Scores Timeline

Overview

The scores_timeline() function plots eval scores by model, organization, and release date¹:

from inspect_viz import Data
from inspect_viz.view import scores_timeline

evals = Data.from_file("benchmarks.parquet")
scores_timeline(evals)

Data Preparation

Above we read the data for the plot from a parquet file.
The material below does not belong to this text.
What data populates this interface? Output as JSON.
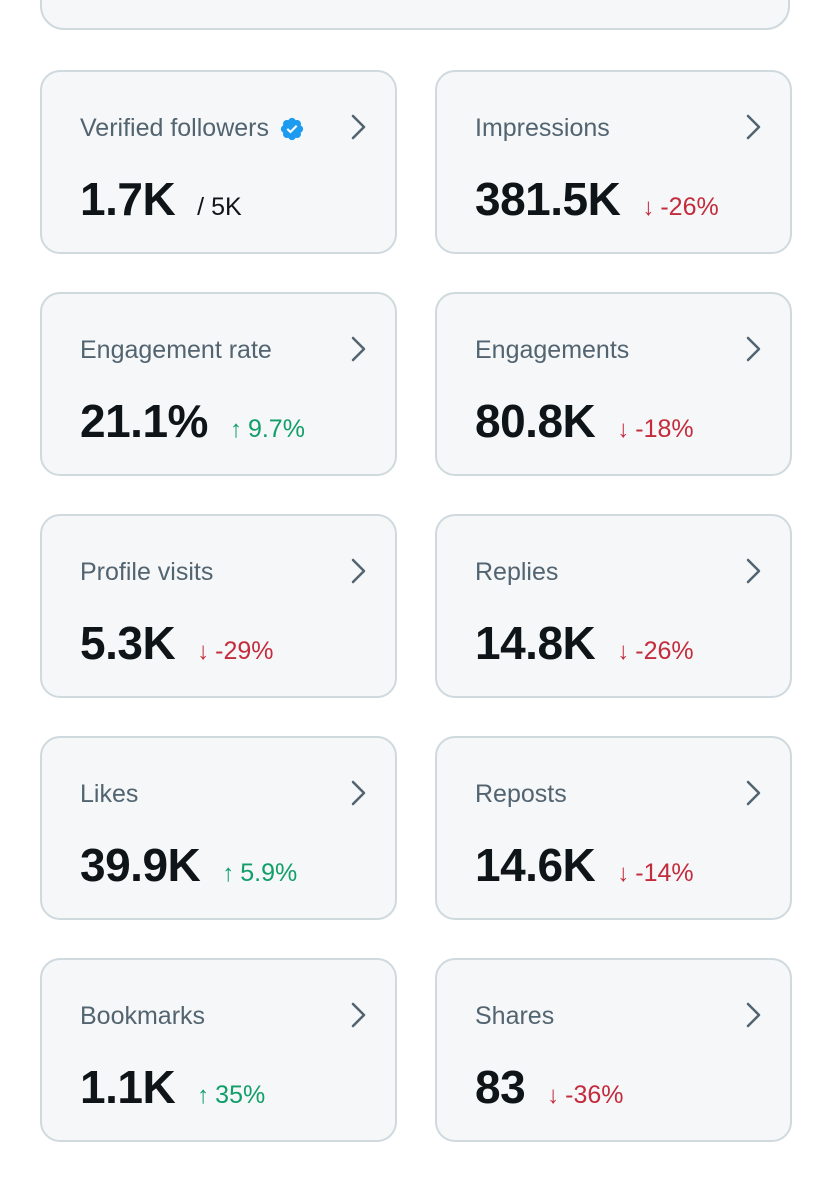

This file was in turn created by:

Reading logs into a data frame with evals_df().
Using the prepare() function to add model_info(), frontier() and log_viewer() columns to the data frame.

from inspect_ai.analysis import (
    evals_df, frontier, log_viewer, model_info, prepare
)

df = evals_df("logs")
df = prepare(df, [
    model_info(),
    frontier(),
    log_viewer("eval", {"logs": "https://samples.meridianlabs.ai/"})
])
df.to_parquet("benchmarks.parquet")

Filtering

A select() input for tasks is automatically provided if more than one task exists in the data. A checkbox_group() is automatically provided for organizations if more than one organization exists (you can disable this with organizations_filter=False).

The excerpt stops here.